King died in 2012 by drowning, following a lifetime of battling alcohol and drug abuse and repeated run-ins with the law. The events led Smith to explore King’s life as the basis for a one-man show.
“When he died, I was struck with how much I was moved, how much this tragic figure mattered to me,” Smith told Variety.
He’s been performing the play for the past four years and will soon conclude the run with performances in Oakland, Calif.; Dallas, Texas; Los Angeles and Portland, Ore. The Netflix film was shot by Lee on Aug. 12 in New York City.
“It was a packed house at the East River Park Amphitheater on a sweltering night,” he recalls.
Smith has been performing one-man shows for more than two decades. starting with “A Huey P. Newton Story,” about the co-founder of the Black Panther Party. He also created “Juan and John,” about baseball players Juan Marichal and John Roseboro; “Frederick Douglass Now,” inspired by the 19th-century abolitionist; and “Who Killed Bob Marley?”
Smith credits Hal Holbrook’s “Mark Twain Tonight” for serving as an inspiration: “It’s incredible how he’s been doing that for more than 60 years and it’s fresh every time.”
Smith has appeared in half a dozen of Lee’s films, including “Do the Right Thing,” “Malcolm X,” “School Daze,” “He Got Game,” “Get on the Bus” and “Chiraq.” His extensive screen credits also include “Eve’s Bayou,” “Poetic Justice,” “All About the Benjamins,” and HBO’s “K Street” and “Oz.”

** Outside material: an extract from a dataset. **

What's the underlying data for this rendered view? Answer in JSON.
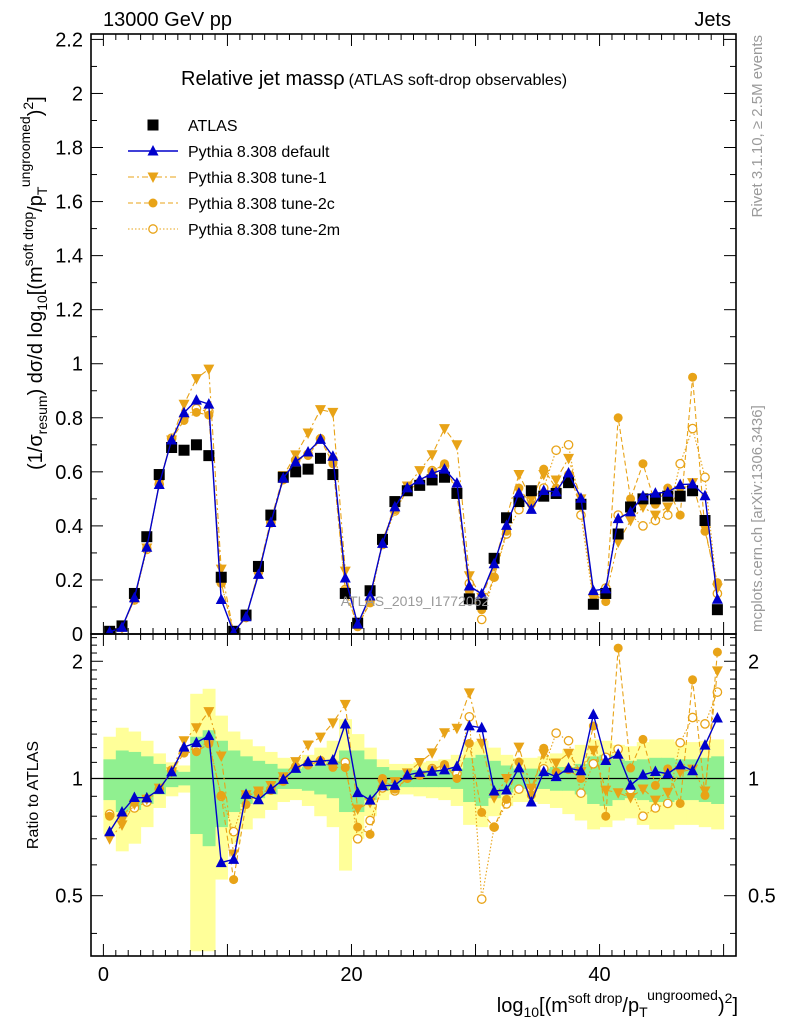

Smith’s Luna Rey Media, which includes manager and producer Steven Adams and entertainment attorney Bob L. Johnson, has a development slate includes film adaptations of previously produced stage productions of Smith’s performance work — “Inside The Creole Mafia”, “Frederick Douglass Now,” “Iceland” and “Who Killed Bob Marley?” executive produced by Steven Soderbergh.